I think that all Australians, regardless of where they live, should have access to accurate medical diagnoses and interventions. When it comes to basic access to specialist care in remote and rural locations, the playing field really needs to be levelled.

I read an article in the ABC last year that was talking about people in every state waiting years to see a neurologist. And that’s against a recommended wait time of no more than 30 days. People are not only suffering through their original symptoms for this time, but on top of that we’re finding that they are developing additional complications, often irreversible ones.

I remember reading a similar article a couple of years ago, and things seem to only have gotten worse since then. It’s a problem that is growing and needs new solutions to address it. 

 

What is standing in the way of making this happen? What’s the biggest obstacle you need to solve right now?

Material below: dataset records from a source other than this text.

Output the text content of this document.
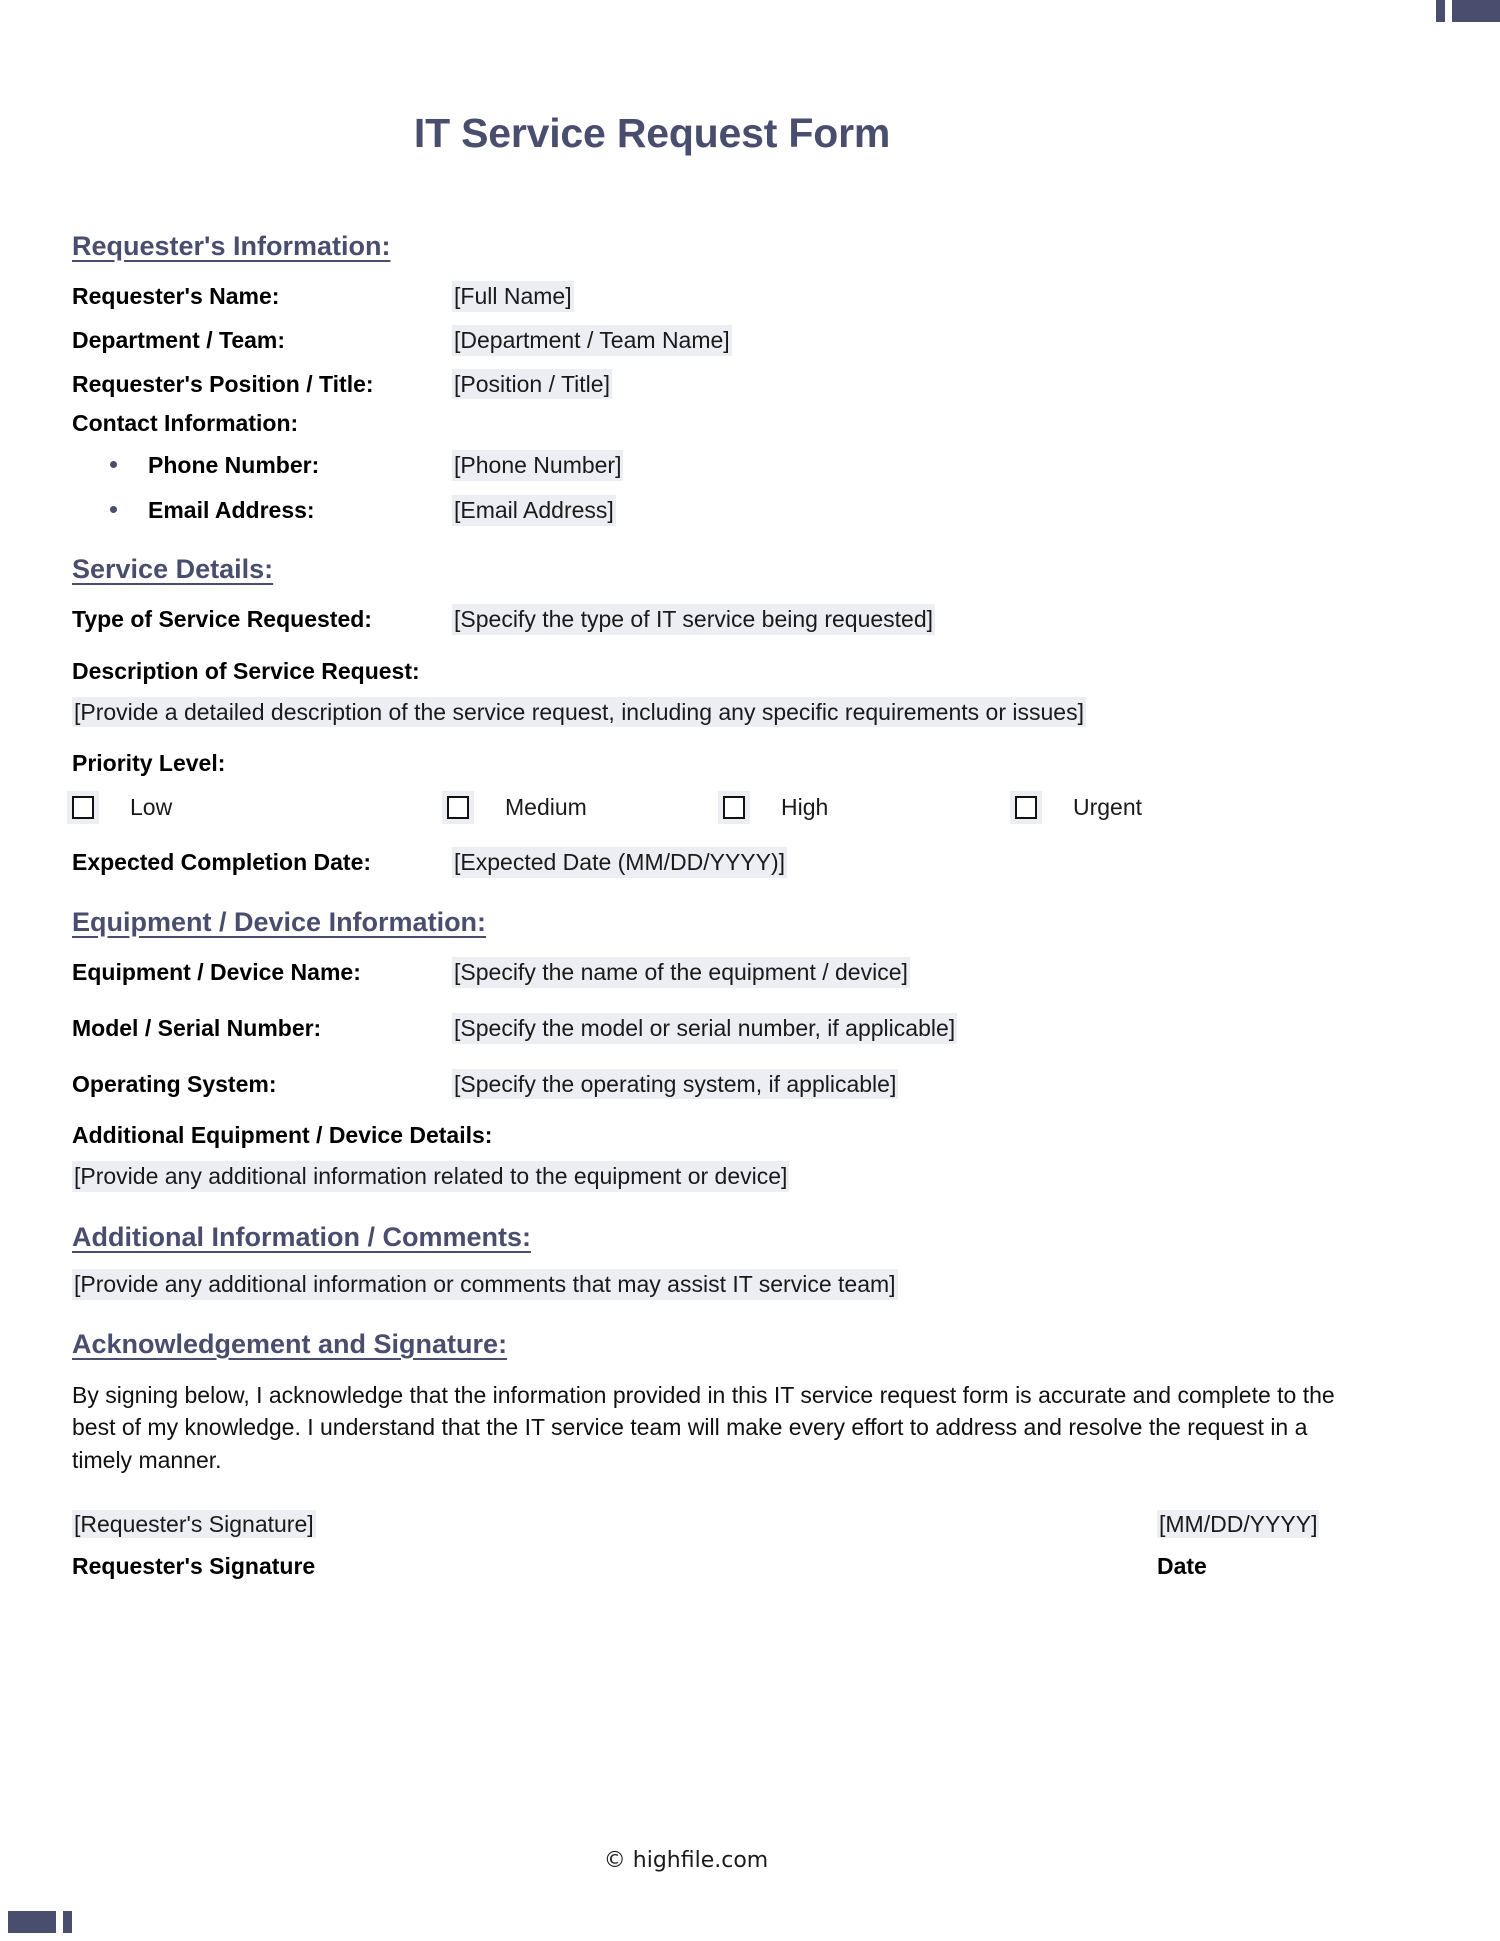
IT Service Request Form
Requester's Information:
Requester's Name:	[Full Name]
Department / Team:	[Department / Team Name]
Requester's Position / Title:	[Position / Title]
Contact Information:
Phone Number:	[Phone Number]
Email Address:	[Email Address]
Service Details:
Type of Service Requested:	[Specify the type of IT service being requested]
Description of Service Request:
[Provide a detailed description of the service request, including any specific requirements or issues]
Priority Level:
Low	Medium	High	Urgent
Expected Completion Date:	[Expected Date (MM/DD/YYYY)]
Equipment / Device Information:
Equipment / Device Name:	[Specify the name of the equipment / device]
Model / Serial Number:	[Specify the model or serial number, if applicable]
Operating System:	[Specify the operating system, if applicable]
Additional Equipment / Device Details:
[Provide any additional information related to the equipment or device]
Additional Information / Comments:
[Provide any additional information or comments that may assist IT service team]
Acknowledgement and Signature:

By signing below, I acknowledge that the information provided in this IT service request form is accurate and complete to the best of my knowledge. I understand that the IT service team will make every effort to address and resolve the request in a timely manner.

[Requester's Signature]	[MM/DD/YYYY]
Requester's Signature	Date
© highfile.com
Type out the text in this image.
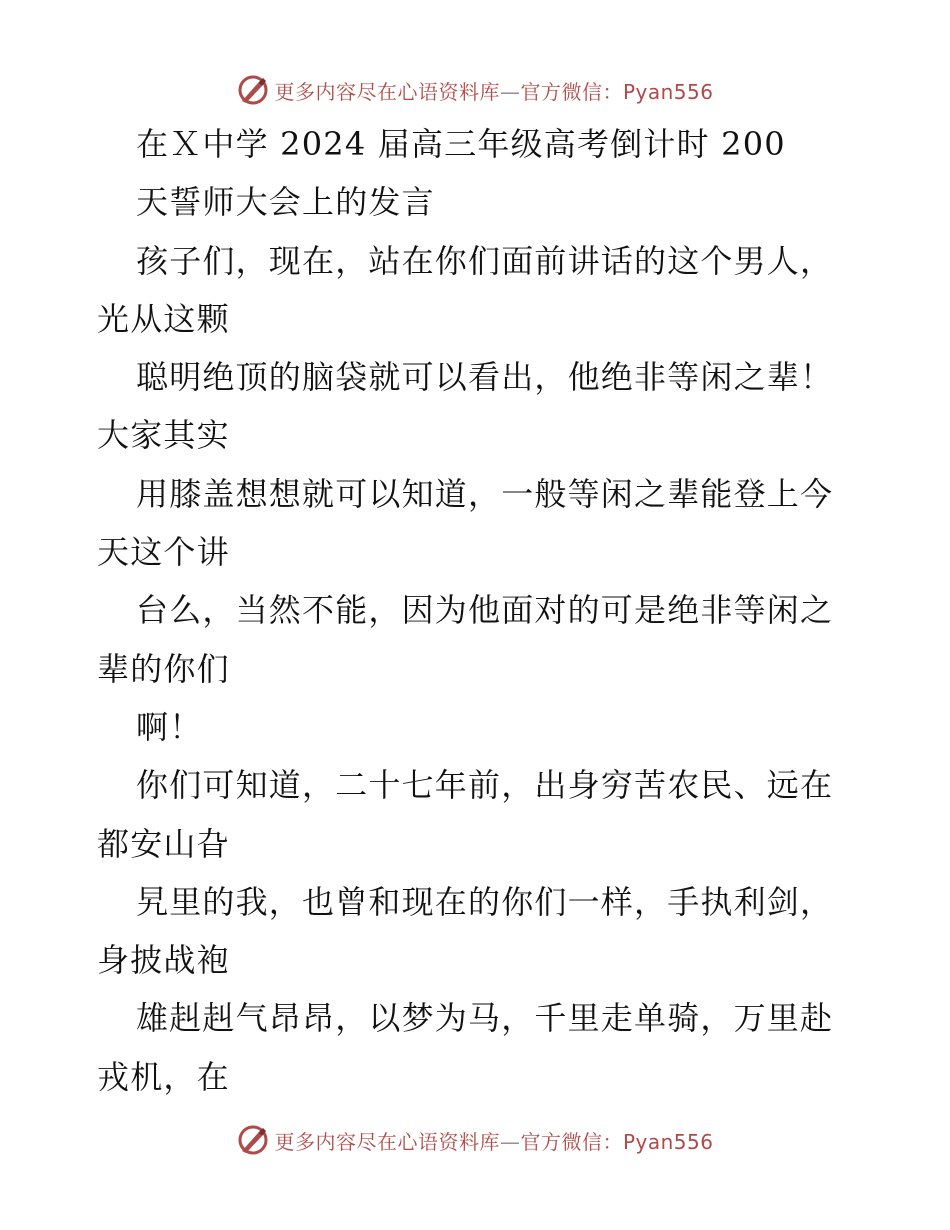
更多内容尽在心语资料库—官方微信：Pyan556
在Ｘ中学 2024 届高三年级高考倒计时 200
天誓师大会上的发言
孩子们，现在，站在你们面前讲话的这个男人，
光从这颗
聪明绝顶的脑袋就可以看出，他绝非等闲之辈！
大家其实
用膝盖想想就可以知道，一般等闲之辈能登上今
天这个讲
台么，当然不能，因为他面对的可是绝非等闲之
辈的你们
啊！
你们可知道，二十七年前，出身穷苦农民、远在
都安山旮
旯里的我，也曾和现在的你们一样，手执利剑，
身披战袍
雄赳赳气昂昂，以梦为马，千里走单骑，万里赴
戎机，在
更多内容尽在心语资料库—官方微信：Pyan556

All government grants have this kind of roadblock in them, where you need to have a certain amount of data to get this happening in order to get money. But you need money to do the work that gets you the data.  

Right now, we need to get our devices in front of vestibular clinicians. They’re the experts; they’re the ones who are in front of patients every day. We need their support in order to take this device further. So, we need the money to manufacture enough devices to send out to these clinicians and then partner with them to do the trials that can give us the data that informs us about how to proceed. 

That’s where the support of philanthropy comes in, that’s what gets us across the line and gets us to a point where we have something that says to the government, or a company ‘hey, this is actually possible, this can happen, and now we can pass the baton to you and you can put it out into the world, bring it to the public.’

That’s what we ask for when we ask for people to help us: bridge the gap between what we have now, and what government funding gives us.